Much remains to be done since the Black population is still over represented in the military. As the Globe article points out: “Despite the sharp decline in enlistments, the percentage of blacks in the military still slightly exceeds that of the general population: 14.5 percent in the military, as of 2005, versus 12.8 percent in the US population. Nonetheless, recent Pentagon-sponsored surveys suggest that attitudes among military-age African-Americans may have changed for good.” The creation of non-military economic and educational opportunities for Black and other minority youth must be an essential part of the antiwar movement.

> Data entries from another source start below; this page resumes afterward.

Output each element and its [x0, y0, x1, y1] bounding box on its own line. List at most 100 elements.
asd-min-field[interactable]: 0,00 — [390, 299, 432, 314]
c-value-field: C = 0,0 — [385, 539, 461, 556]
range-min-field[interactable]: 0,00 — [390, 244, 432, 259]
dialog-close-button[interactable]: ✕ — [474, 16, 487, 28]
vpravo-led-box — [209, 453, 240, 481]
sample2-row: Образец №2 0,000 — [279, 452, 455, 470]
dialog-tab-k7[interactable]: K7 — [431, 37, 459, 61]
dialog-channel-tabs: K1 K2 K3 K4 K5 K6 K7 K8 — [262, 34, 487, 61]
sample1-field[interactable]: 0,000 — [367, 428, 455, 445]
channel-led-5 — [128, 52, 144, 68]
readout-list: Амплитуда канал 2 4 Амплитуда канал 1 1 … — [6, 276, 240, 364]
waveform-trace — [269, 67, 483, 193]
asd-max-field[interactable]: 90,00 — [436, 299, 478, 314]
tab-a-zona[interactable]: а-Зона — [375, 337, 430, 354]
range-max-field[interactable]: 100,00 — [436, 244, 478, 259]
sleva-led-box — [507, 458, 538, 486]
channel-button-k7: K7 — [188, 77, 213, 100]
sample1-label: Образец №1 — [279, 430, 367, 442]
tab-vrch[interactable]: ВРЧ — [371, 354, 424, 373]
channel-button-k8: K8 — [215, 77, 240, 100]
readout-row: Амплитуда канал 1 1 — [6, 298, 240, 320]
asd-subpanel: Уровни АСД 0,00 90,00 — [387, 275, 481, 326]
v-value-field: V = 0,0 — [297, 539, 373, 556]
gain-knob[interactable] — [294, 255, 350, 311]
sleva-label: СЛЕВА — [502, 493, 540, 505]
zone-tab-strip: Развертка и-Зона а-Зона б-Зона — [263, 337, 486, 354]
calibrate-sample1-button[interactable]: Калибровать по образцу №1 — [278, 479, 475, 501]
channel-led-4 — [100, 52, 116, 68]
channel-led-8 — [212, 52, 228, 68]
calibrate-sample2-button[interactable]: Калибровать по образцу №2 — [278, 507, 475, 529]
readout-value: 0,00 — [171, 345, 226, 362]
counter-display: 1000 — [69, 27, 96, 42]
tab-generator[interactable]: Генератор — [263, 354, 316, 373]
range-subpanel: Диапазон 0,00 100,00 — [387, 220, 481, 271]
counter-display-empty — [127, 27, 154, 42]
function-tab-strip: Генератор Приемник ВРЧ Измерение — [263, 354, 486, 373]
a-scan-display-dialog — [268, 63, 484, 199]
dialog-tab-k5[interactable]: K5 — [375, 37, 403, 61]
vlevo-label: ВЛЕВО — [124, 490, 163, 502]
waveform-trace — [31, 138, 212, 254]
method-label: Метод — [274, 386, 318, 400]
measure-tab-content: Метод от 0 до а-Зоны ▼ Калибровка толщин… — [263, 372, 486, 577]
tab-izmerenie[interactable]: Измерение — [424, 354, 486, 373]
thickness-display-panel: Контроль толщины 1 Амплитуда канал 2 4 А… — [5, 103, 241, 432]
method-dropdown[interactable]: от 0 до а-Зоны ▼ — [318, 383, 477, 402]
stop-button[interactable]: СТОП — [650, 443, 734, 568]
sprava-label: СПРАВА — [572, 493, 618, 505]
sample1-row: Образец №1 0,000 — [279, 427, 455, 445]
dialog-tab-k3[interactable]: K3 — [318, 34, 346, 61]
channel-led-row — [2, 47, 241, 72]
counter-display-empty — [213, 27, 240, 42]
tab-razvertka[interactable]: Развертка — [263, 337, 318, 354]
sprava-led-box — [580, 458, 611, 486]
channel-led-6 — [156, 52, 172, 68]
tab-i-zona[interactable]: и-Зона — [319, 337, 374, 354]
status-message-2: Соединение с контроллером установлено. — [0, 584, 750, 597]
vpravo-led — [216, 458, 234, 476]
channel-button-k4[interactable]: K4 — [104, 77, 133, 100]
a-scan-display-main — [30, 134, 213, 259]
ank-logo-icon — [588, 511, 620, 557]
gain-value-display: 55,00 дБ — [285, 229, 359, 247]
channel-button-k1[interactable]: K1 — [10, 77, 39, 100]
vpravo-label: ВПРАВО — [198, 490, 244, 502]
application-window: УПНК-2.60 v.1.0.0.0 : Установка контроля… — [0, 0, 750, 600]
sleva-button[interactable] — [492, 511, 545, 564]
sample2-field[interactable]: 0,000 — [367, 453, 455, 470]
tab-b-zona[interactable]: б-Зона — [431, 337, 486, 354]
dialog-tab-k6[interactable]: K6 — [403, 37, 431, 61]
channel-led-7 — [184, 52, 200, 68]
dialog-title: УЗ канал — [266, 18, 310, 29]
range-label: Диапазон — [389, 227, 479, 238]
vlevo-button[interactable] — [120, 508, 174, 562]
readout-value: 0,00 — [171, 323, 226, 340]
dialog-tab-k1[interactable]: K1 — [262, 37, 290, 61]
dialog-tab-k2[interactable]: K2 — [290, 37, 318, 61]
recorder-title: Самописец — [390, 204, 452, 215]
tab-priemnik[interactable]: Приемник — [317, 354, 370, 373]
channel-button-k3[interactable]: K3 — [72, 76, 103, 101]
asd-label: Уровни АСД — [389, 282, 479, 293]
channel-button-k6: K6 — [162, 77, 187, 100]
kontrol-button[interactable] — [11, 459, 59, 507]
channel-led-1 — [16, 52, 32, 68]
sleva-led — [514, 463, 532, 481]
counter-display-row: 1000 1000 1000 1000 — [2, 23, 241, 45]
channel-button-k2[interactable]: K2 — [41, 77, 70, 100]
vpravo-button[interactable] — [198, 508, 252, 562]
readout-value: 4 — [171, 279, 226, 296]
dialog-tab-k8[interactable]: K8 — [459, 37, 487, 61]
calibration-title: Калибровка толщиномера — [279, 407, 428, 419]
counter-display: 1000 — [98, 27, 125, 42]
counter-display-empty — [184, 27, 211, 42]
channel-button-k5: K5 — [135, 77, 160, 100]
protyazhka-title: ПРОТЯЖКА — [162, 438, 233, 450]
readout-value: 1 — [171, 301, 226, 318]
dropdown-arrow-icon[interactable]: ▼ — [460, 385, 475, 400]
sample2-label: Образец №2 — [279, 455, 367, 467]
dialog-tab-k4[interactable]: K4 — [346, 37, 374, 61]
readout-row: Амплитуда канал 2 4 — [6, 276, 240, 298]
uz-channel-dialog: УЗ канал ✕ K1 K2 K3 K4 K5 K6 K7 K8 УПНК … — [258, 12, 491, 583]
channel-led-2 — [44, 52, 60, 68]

At UFPJ (United for Peace and Justice) and related antiwar meetings the lament routinely goes up that there are few (or more often zero) African Americans in attendance. And no wonder. Beneath the surface these meetings have as their agenda keeping the other war party (the Dems) in power. Do the “leaders” of UFPJ not understand that Blacks readily see through this ploy? Are these “leaders” so contemptuous of the Black community? They ask where are the African-Americans. The answer is easy. They are busy. They are working long and hard to keep their kids out of the death machine peddled by Dems as well as Republicans. They are striking at the heart of the military machine whereas the UFPJers are protecting the left wing of the bird of prey, the Democratic Party. Who are the leaders of the peace movement anyway? The attendees at those deadly boring and very PC UFPJ meetings or those Black parents keeping their kids out of the military and thus undermining the imperial machinery of death.